How expensive SQLs can impact PostgreSQL Performance?
Expensive SQLs can have a significant impact on PostgreSQL performance, as they consume a lot of resources and can slow down the entire system. Here are a few ways that expensive SQLs can affect PostgreSQL performance:
- High CPU usage: Expensive SQLs can consume a lot of CPU resources, which can lead to increased system load and decreased performance for other processes running on the same machine.
- High memory usage: Expensive SQLs can also consume a lot of memory, which can lead to increased swap usage and decreased performance for other processes running on the same machine.
- I/O contention: Expensive SQLs can also cause a lot of disk I/O, which can lead to increased disk contention and decreased performance for other processes running on the same machine.
- Long-running queries: Expensive SQLs can take a long time to complete, which can lead to increased wait times for other queries and decreased performance for other processes running on the same machine.
- Blocking other queries: Expensive SQLs can also block other queries from being executed, which can lead to increased wait times for other queries and decreased performance for other processes running on the same machine.
- Deadlocks: Expensive SQLs can also cause deadlocks, which can lead to increased wait times for other queries and decreased performance for other processes running on the same machine.
Python code to monitor top processes by latency in PostgreSQL:
import psycopg2
import time
# Connect to the database
cnx = psycopg2.connect(user='username', password='password', host='hostname', database='dbname')
cursor = cnx.cursor()
# Define the query to retrieve process information
query = "SELECT pid, usename, client_addr, application_name, query, state, waiting, query_start, xact_start, backend_start, age(now(), backend_start) AS age FROM pg_stat_activity ORDER BY backend_start DESC LIMIT 10"
while True:
cursor.execute(query)
rows = cursor.fetchall()
# Print the process information
print("PID | User | Client Address | Application Name | Query | State | Waiting | Query Start | Transaction Start | Backend Start | Age")
for row in rows:
pid = row[0]
user = row[1]
client_addr = row[2]
application_name = row[3]
query = row[4]
state = row[5]
waiting = row[6]
query_start = row[7]
xact_start = row[8]
backend_start = row[9]
age = row[10]
print(f"{pid} | {user} | {client_addr} | {application_name} | {query} | {state} | {waiting} | {query_start} | {xact_start} | {backend_start} | {age}")

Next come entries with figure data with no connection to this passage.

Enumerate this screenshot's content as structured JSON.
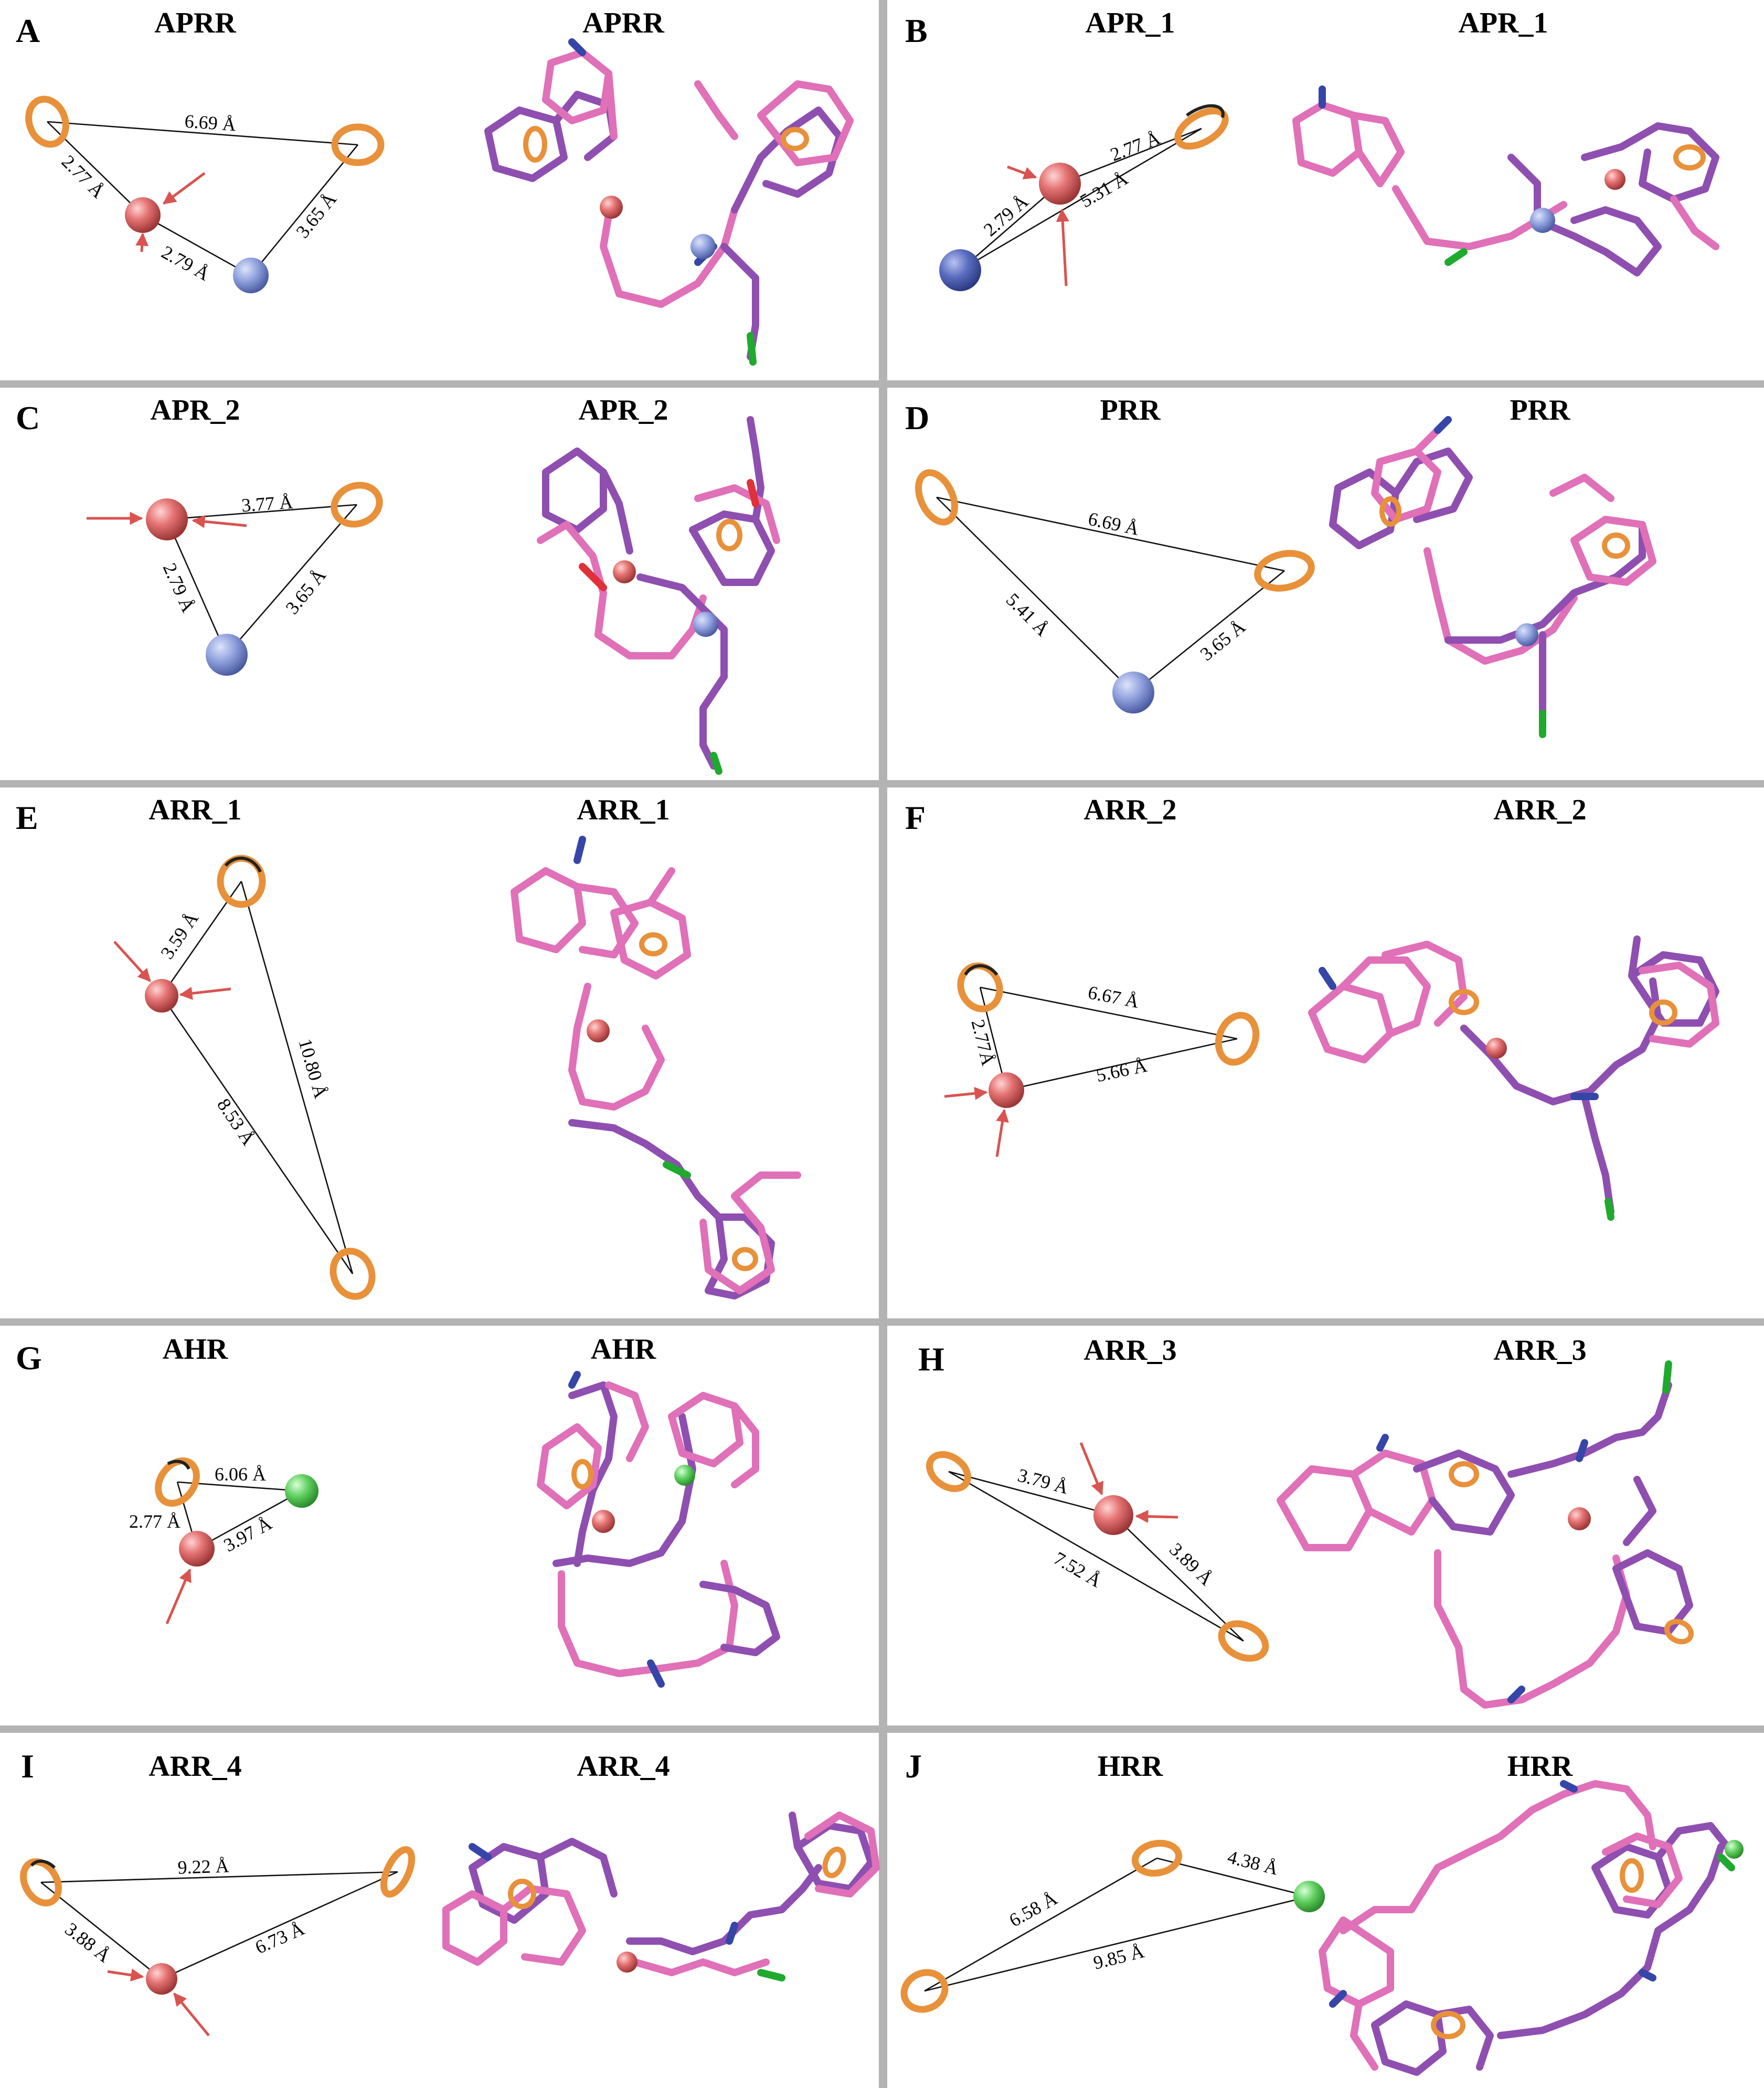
{
  "colors": {
    "divider": "#b3b3b3",
    "aromatic_ring": "#e8913a",
    "acceptor": "#e57373",
    "positive_ionizable": "#8fa0dd",
    "hydrophobic": "#5fcf5f",
    "ligand_pink": "#e070b8",
    "ligand_purple": "#8e4fb0",
    "nitrogen": "#3645a8",
    "chlorine": "#1faa2e",
    "oxygen": "#e0303a"
  },
  "panels": [
    {
      "letter": "A",
      "title": "APRR",
      "distances": [
        "6.69 Å",
        "2.77 Å",
        "2.79 Å",
        "3.65 Å"
      ]
    },
    {
      "letter": "B",
      "title": "APR_1",
      "distances": [
        "2.77 Å",
        "2.79 Å",
        "5.31 Å"
      ]
    },
    {
      "letter": "C",
      "title": "APR_2",
      "distances": [
        "3.77 Å",
        "2.79 Å",
        "3.65 Å"
      ]
    },
    {
      "letter": "D",
      "title": "PRR",
      "distances": [
        "6.69 Å",
        "5.41 Å",
        "3.65 Å"
      ]
    },
    {
      "letter": "E",
      "title": "ARR_1",
      "distances": [
        "3.59 Å",
        "10.80 Å",
        "8.53 Å"
      ]
    },
    {
      "letter": "F",
      "title": "ARR_2",
      "distances": [
        "6.67 Å",
        "2.77Å",
        "5.66 Å"
      ]
    },
    {
      "letter": "G",
      "title": "AHR",
      "distances": [
        "6.06 Å",
        "2.77 Å",
        "3.97 Å"
      ]
    },
    {
      "letter": "H",
      "title": "ARR_3",
      "distances": [
        "3.79 Å",
        "3.89 Å",
        "7.52 Å"
      ]
    },
    {
      "letter": "I",
      "title": "ARR_4",
      "distances": [
        "9.22 Å",
        "3.88 Å",
        "6.73 Å"
      ]
    },
    {
      "letter": "J",
      "title": "HRR",
      "distances": [
        "4.38 Å",
        "6.58 Å",
        "9.85 Å"
      ]
    }
  ]
}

# Wait for a few seconds before running the query again
time.sleep(5)
cursor.close()
cnx.close()
This script uses the psycopg2 library to connect to the PostgreSQL server and retrieve process information from the pg_stat_activity table. The script use a while loop to continuously execute the query and retrieve the process information, and print the process information to the console. The script will retrieve the top 10 process by latency, it sorts the result by the "backend_start" column in descending order, so it will show the process which are running for the longest time.
It's important to note that you need to replace username, password, hostname, dbname with the appropriate values for your PostgreSQL server.
You can customize this script as per your requirements, like filtering the process or storing the information in a file or in a database for future reference.
It's also important to note that in PostgreSQL the process that are in idle state are also shown in the pg_stat_activity, you may want to exclude the idles processes if you want to see only the running processes.